9. Cumhurbaşkanı Süleyman Demirel “bir öyle bir böyle” konuşma konusunda Türkiye’de ilk akla gelen kişilerden birisidir. 2002’de “Başörtüsü yasağı mantıksız, hakkınızı arayın.” diyen Demirel aynı konuda 4 yıl sonra “Başı bağlı okumak isteyen Arabistan'a gitsin!” diyebilmiştir. Başörtüsü yasağı Konya Selçuk Üniversitesi’nde uygulandığı sıralarda Demirel üniversiteyi ziyaret etmiş, orada öğrencilerin “alkışla protestosuyla karşılaşmış” ancak protesto edilmiyormuş gibi şapkasıyla eylemcileri selamlamış, “Gelişimi takdir ettiğiniz için teşekkürler!” şeklinde anlaşılmaya müsait bir vücut dili kullanmıştı. 1998 yılında Beethoven\'ın 9. Senfoni\'sini dinledikten sonra sahneye çıkıp “İşte çağdaş Türkiye!” diyerek 28 Şubat\'ta tuttuğu safı daha da sıklaştıran Demirel’i cumhurbaşkanlığının sona erdiği günün ertesinde bir gazeteci evinde ziyaret etmiş ve “Ne hissediyorsunuz?” sorusunu yöneltmişti. Demirel de, “Tekrar ezan sesiyle uyanmak güzel!” mealinde bir cümle kurmuştu.
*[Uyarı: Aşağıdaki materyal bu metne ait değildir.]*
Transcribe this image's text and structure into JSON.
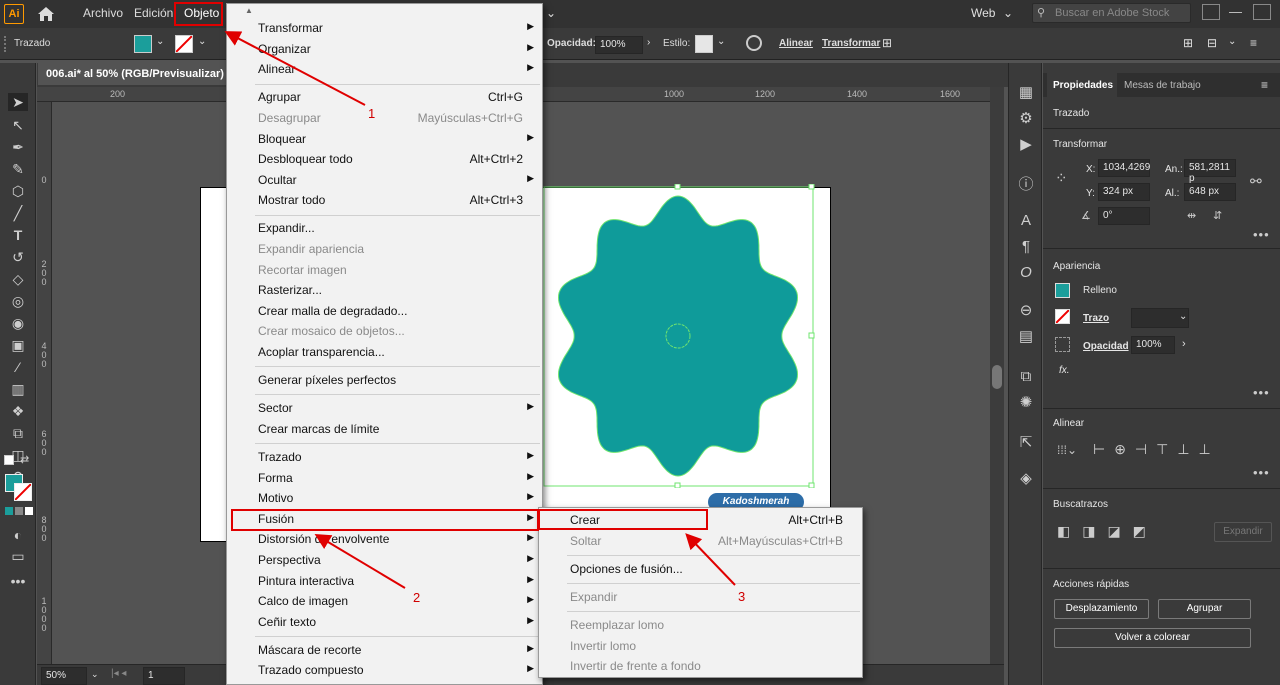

Şimdi o perdenin gerisinde duruyor ancak “Gel Demokrat Parti’nin başına geç!” diyecek kadar güvendiği (Aydın Doğan gibi Kelkit'li) Sinan Aygün, Demokrat Parti sürecinde "Ben mezara kadar buradayım." dese de sağda bir birlik oluşturmaya çalışan partide sadece 9 gün kalmıştı. Aygün, Ergenekon Soruşturması kapsamında gözaltına alındığında da gazetecilerin gözaltı nedenini sorması üzerine "Atatürk'ü sevmekle suçlanıyorum. " demişti. O şimdi –Mahmut Övür’ün ifadesiyle- Demirel kontenjanından CHP milletvekili.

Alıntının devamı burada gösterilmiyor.